Adaptive Layer Selection for Efficient Vision Transformer Fine-Tuning
Alessio Devoto, Federico Alvetreti, Jary Pomponi, Paolo Di Lorenzo, Pasquale Minervini, Simone Scardapane
TL;DR
This work tackles the heavy cost of fine-tuning Vision Transformers by introducing Adaptive Layer Selective fine-Tuning (ALaST), which dynamically allocates a per-layer compute budget $b^i_l ∈ (0,1)$ at each training step. Budgets are updated using the class-token delta $ ext{Δ}^i_l = (CLS^i_l - CLS^i_{l-1})^2$ so that layers contributing more to the final prediction receive more compute, while two orthogonal levers—token discarding and layer freezing—control where computation occurs: adaptive token selection retains the top $b·N$ tokens based on CLS attention, and adaptive layer freezing trains only the $K$ highest-budget layers. Empirically, ALaST reduces FLOPs by up to 2×, memory by up to 2×, and training time by up to 1.5× with accuracy comparable to full fine-tuning, and it complements PEFT methods like LoRA without adding new parameters. The method is validated on Flower-102, CIFAR-100, and Food-101 across ViT-B, DeiT-S, and DeiT-T, demonstrating robust efficiency gains and practical potential for on-device fine-tuning and edge deployments.
Abstract
Recently, foundation models based on Vision Transformers (ViTs) have become widely available.

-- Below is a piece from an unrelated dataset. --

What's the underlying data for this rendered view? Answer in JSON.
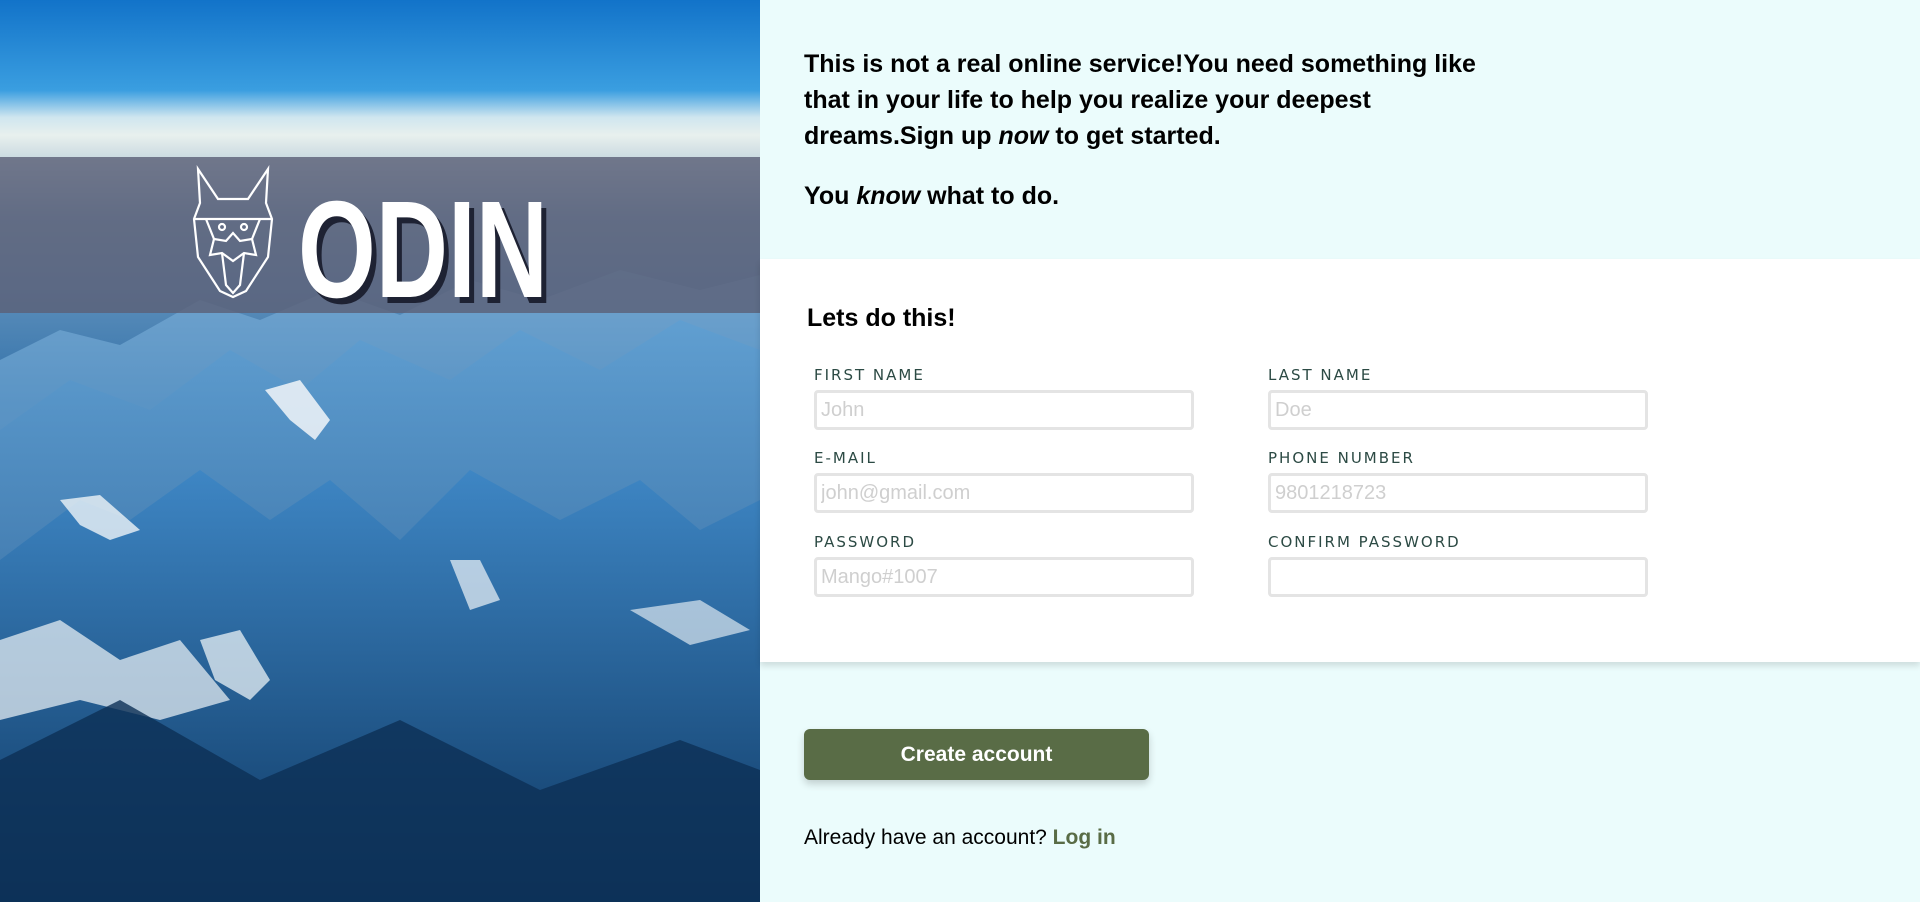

However, their fine-tuning process is highly resource-intensive, and it hinders their adoption in several edge or low-energy applications. To this end, in this paper we introduce an efficient fine-tuning method for ViTs called $\textbf{ALaST}$ ($\textit{Adaptive Layer Selection Fine-Tuning for Vision Transformers}$) to speed up the fine-tuning process while reducing computational cost, memory load, and training time. Our approach is based on the observation that not all layers are equally critical during fine-tuning, and their importance varies depending on the current mini-batch. Therefore, at each fine-tuning step, we adaptively estimate the importance of all layers and we assign what we call ``compute budgets'' accordingly. Layers that were allocated lower budgets are either trained with a reduced number of input tokens or kept frozen. Freezing a layer reduces the computational cost and memory usage by preventing updates to its weights, while discarding tokens removes redundant data, speeding up processing and reducing memory requirements. We show that this adaptive compute allocation enables a nearly-optimal schedule for distributing computational resources across layers, resulting in substantial reductions in training time (up to 1.5x), FLOPs (up to 2x), and memory load (up to 2x) compared to traditional full fine-tuning approaches. Additionally, it can be successfully combined with other parameter-efficient fine-tuning methods, such as LoRA.